The COVID recession hit hardest against the working-class women who dominate in
these fields.
But not all expendable workers were
low-wage earners. Expendable workers also included many small-business owners
and entrepreneurs who operate locally and in person, rather than on the
Internet. It included highly skilled workers such as airline pilots, many of
whom, during the lockdowns, lost their certification to fly, and who are now
being rushed back to work through recertification of their credentials. These
workers and businesses have been sustained by the closest thing we’ve tried to
a universal basic income. And the industries that are trying to hire them back
are having trouble scaling up because of a labor shortage and the slowness of
customers to return to their old habits.
Since the end of slavery and indentures,
the burdens of class membership in the United States have traditionally been
softened by the possibility of class mobility and the informal nature of our
classes, which are not legal classes. But, for the better part of a year and
half, these classes were partly formalized, and the economic dislocation of the
pandemic is likely to create further separation between them.

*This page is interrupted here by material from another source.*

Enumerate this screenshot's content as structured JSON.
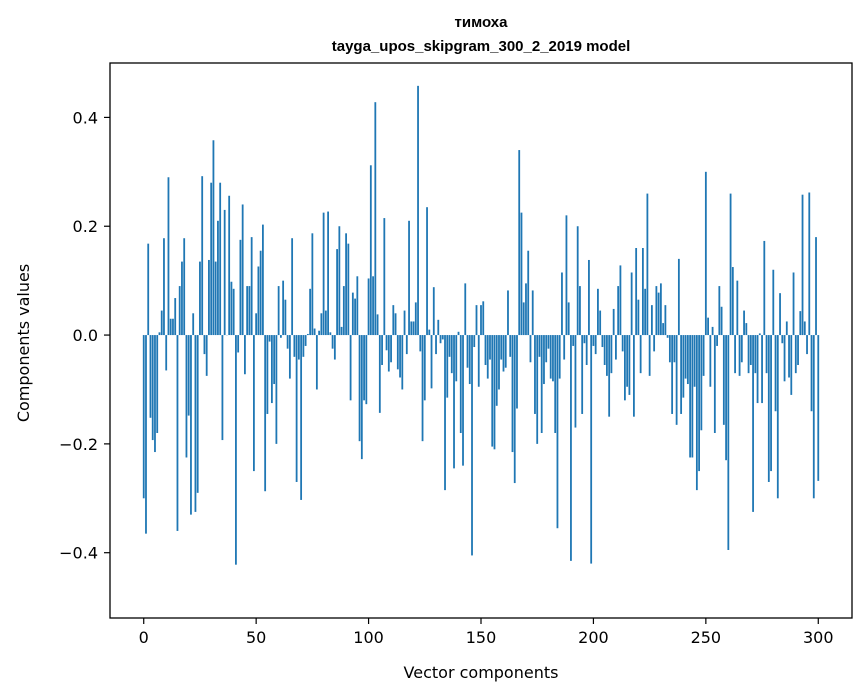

There was a time when a title of nobility
might have had some reason behind it. Your ancient ancestor was a particularly
great berserker in a skirmish against bandits on the trading route, or an
exceptional craftsman of weapons. But now you get the title of “inessential
worker” — and you are noble in that you can stay home and Zoom while others are
supposed to risk death by virus — just for being on a computer.
If today’s Marxists had any creativity or
any tolerance for being among working-class and poor people, they might use
this “inessential” title for a little workers’ revolution. But for good and
ill, all the Marxists are inessential workers, too.